His character is based on Northrop’s autobiography, which details his ordeal as a free, black man, who was kidnapped during a trip to Washington, D.C. and sold into slavery to a Georgia plantation owner in 1841. A skilled carpenter and expert violinist, Northrop lived comfortably in New York with his wife and two children. His worry-free world collapsed when two slave traders fooled him into believing that a part-time job as a violinist awaited him in Washington. For the next 12 years, Northrop struggled to stay alive on Georgia plantations, where slaves, including Northrop, were subjected to horrific acts of violence and degradation. When a fellow slave renders this warning, “If you want to survive, do and say as little as possible.” Northrop responded: “I don’t want to survive I want to live.” The use of the ‘N’ word usually signaled the unleashing of brutality from his sadistic white suppressors.
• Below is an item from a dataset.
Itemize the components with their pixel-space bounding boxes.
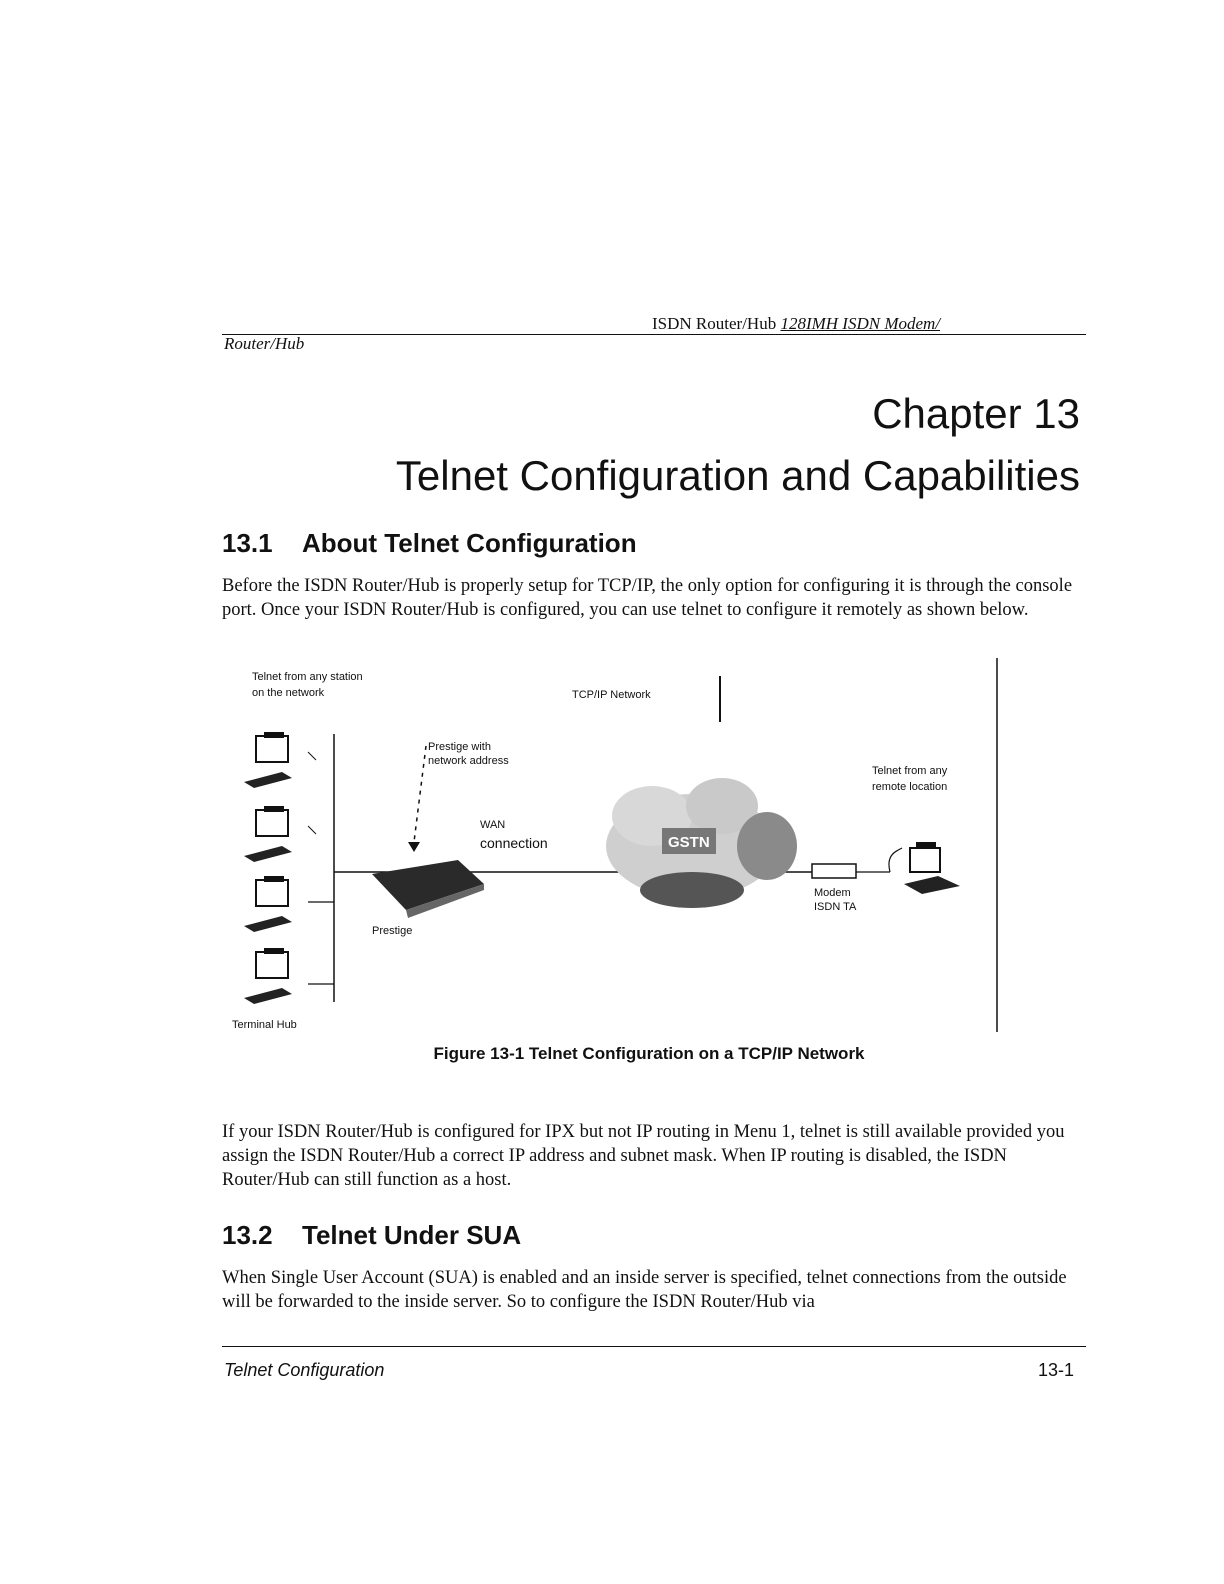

Many of my friends and I used the N-word among ourselves frequently and affectionately as we grew up in Hampton, Va., a racially segregated city in the 1950s and early ‘60s. Evidently, the trend continued among black males as Rapper Jay-Z explained to Oprah Winfrey in an interview years ago. “Our generation took the power out of the word,” Jay-Z said. “We turned a word that was very hurtful into a word of endearment. Stopping the word doesn’t address the problem and the problem is racism.”

Winfrey abhors the word because it represents an era of hatred and degradation. “I think of the black men who were lynched and that’s the last word they hear,” she said.

To the media, the word has become too painful a reminder of the evilness that lurks in each of us. They have decided that the best way to ease its impact is to erase it from our memory. Several publishers of dictionaries have removed it from their pages. Newspaper publishers have ordered it to be called, the ‘N’ word. National and local television and radio commentators and analysts also have retired the use of the ‘N’ word. That’s not the way to go.

The word ‘nigger’ will always be a troubling, but important part of our history. It was an integral part of the complex and brutal practice of slavery that led to unspeakable abuse against a race of people in the developing years of our nation. Residue from that period lingers. Any effort to expunge the ‘N’ word will only heighten its confusion, especially among youngsters. It should be restored to our dictionaries and, indeed, used in the proper context on the airwaves, as well. The hatred and inhumane acts that spawned it should be targeted for elimination.